Investors should note that Rigol Technologies' stock incentive plans cover over one hundred core employees and other personnel deemed necessary by the board, but specific lists were not disclosed.
During IPO application, Rigol Technologies' stock incentive plans faced criticism. In the employee shareholding platform Ruijin Hezhong's list, non-employee Zhu Tiejun held 1.25% property share. The company's massive share-based payment expenses for stock incentives were a key reason for losses in 2020 and 2021.
**"Not Short of Money" Yet Still Pursuing Hong Kong IPO Fundraising While Planning Up to 780 Million Yuan Cash Wealth Management**
As of Q1 2025, Rigol Technologies had 338 million yuan in monetary funds and 1.885 billion yuan in trading financial assets, totaling 2.223 billion yuan in broad money funds.
Excluding approximately 350 million yuan needed for IPO projects, private placement projects, and supporting fund raising, Rigol Technologies still has nearly 1.9 billion yuan in broad money funds.
As of Q1 2025, Rigol Technologies had nearly 400 million yuan in interest-bearing debt (sum of short-term borrowings, non-current liabilities due within one year, long-term borrowings, and bonds payable), leaving approximately 1.5 billion yuan in net cash position.
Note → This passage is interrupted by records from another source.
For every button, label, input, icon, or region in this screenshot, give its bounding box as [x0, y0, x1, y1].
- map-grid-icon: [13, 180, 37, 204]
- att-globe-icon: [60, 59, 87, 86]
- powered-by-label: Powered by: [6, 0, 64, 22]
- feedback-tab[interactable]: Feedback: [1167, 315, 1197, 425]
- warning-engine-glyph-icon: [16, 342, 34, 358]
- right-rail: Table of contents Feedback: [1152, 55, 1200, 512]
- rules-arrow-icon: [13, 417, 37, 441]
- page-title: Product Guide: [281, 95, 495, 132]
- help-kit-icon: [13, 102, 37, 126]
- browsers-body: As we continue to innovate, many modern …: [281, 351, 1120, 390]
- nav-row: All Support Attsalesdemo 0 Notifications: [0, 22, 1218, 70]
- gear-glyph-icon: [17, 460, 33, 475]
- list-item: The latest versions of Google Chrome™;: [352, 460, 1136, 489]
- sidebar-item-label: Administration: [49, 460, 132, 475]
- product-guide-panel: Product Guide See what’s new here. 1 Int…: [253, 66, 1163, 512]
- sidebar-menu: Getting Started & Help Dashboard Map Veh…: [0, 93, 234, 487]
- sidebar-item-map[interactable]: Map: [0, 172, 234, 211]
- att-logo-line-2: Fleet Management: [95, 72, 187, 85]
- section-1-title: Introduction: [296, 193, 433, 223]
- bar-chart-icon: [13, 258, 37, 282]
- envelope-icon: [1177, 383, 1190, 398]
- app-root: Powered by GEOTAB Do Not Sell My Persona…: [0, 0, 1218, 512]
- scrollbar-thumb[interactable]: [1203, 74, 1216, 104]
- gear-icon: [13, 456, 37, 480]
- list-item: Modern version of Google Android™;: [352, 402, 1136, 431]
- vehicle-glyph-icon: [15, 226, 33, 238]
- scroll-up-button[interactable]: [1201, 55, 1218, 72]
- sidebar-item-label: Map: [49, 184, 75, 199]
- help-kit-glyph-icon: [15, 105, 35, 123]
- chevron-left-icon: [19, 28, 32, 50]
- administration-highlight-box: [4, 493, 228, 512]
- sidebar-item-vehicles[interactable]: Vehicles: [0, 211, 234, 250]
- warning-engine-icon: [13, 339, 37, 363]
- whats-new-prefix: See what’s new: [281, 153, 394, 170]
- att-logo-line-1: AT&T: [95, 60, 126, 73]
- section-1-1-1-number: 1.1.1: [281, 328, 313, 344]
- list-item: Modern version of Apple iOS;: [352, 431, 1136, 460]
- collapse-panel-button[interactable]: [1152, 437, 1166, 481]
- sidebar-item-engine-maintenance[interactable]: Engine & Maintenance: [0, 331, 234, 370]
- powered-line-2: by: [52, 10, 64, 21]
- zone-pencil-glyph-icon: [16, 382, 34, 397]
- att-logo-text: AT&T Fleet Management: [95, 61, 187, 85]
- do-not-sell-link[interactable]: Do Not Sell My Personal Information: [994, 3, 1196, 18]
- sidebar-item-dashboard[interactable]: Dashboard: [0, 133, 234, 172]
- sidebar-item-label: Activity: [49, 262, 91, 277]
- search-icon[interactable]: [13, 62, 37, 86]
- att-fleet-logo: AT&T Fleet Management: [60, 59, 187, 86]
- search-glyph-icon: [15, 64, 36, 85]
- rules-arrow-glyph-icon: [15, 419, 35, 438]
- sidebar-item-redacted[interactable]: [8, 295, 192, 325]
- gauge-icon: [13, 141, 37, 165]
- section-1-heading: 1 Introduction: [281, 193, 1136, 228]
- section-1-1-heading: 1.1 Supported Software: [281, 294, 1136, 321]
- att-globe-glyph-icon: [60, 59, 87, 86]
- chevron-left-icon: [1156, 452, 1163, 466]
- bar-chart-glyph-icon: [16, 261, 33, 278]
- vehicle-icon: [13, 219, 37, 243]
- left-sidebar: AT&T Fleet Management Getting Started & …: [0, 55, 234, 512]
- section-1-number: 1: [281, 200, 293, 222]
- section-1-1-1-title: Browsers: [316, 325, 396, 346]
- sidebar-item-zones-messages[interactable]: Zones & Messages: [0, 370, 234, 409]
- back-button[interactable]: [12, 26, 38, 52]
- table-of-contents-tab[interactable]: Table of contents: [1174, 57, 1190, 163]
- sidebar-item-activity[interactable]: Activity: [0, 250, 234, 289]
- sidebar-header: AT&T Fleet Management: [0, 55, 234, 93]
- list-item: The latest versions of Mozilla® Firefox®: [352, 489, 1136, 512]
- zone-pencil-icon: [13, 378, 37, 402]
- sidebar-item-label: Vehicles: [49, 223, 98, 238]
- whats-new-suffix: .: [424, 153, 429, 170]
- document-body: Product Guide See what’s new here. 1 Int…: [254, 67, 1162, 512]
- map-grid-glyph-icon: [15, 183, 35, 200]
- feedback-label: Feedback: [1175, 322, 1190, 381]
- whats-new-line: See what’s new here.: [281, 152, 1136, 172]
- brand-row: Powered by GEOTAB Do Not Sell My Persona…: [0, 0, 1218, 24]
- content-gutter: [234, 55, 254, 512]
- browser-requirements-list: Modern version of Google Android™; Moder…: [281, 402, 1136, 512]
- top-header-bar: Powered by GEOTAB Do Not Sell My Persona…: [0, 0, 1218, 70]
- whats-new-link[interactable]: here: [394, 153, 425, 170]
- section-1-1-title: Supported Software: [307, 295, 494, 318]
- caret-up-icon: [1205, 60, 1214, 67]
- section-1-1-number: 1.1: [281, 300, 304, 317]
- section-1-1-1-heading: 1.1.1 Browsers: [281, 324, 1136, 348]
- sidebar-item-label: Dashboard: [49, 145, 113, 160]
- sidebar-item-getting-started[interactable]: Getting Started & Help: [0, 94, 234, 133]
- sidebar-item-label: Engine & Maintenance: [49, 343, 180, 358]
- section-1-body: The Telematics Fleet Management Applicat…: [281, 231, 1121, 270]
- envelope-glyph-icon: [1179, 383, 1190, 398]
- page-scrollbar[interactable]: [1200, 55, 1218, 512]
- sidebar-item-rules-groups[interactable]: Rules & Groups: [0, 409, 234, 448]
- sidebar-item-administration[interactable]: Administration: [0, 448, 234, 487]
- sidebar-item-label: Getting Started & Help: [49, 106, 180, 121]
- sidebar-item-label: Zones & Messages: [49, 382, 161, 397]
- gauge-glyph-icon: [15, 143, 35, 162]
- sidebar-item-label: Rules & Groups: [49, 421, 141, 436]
Additionally, Rigol Technologies plans to use up to 780 million yuan in over-subscribed funds and idle raised funds for wealth management.
Q1 2025 asset-liability ratio was only 17.2%, indicating low overall leverage. Given frequent fundraising over three years, abundant cash, and low leverage, the necessity of Hong Kong IPO fundraising remains questionable.
Interestingly, despite frequent fundraising and capital operations, Rigol Technologies hasn't achieved significant performance growth, with revenue up but profit down in 2024, and Q1 2025 non-recurring net profit actually losing 9 million yuan.
**Multiple Simultaneous R&D Center Construction: Two Beijing R&D Laboratory Centers Suggest Duplicate Fundraising**
According to announcements, Rigol Technologies currently has at least four R&D centers under construction: Shanghai R&D Center construction project, Xi'an R&D Center construction project, Malaysia R&D Center project, and Beijing Laboratory Center construction project. The company also has a nearly completed or just-completed IPO project - "Beijing R&D Center Expansion Project."
As of end-2024, planned investments for Shanghai R&D Center, Xi'an R&D Center, Malaysia R&D Center, and Beijing Laboratory Center projects were 98.887 million yuan, 110 million yuan, 70.64 million yuan, and 40.727 million yuan respectively, with progress at 37.49%, 13.5%, 0%, and 0.2% respectively - all relatively slow. The Shanghai R&D Center's scheduled completion date was extended from April 2025 to April 2026.
Puzzling is why Rigol Technologies is building R&D centers everywhere, especially in Malaysia. R&D center projects typically involve land purchase/building construction or leasing/renovation, equipment and consumables procurement, and R&D personnel recruitment. Couldn't the company concentrate R&D at headquarters?
Particularly, Rigol Technologies' IPO project "Beijing R&D Center Expansion Project" had total investment of 289.9286 million yuan, nearly 300 million yuan, with 92.38% completion as of end-2024.
When raising supporting funds in 2024, Rigol Technologies planned to use 40.727 million yuan for "Beijing Laboratory Center Construction Project," very similar to the IPO project "Beijing R&D Center Expansion Project."
Most importantly, with the nearly 300 million yuan IPO project "Beijing R&D Center Expansion Project" nearly or just completed, couldn't it accommodate the 40.727 million yuan "Beijing Laboratory Center Construction Project"? Whether hiring personnel or purchasing equipment to build laboratories, couldn't these two projects be compatible? Must they require two separate fundraising rounds and construction phases? These questions await company answers.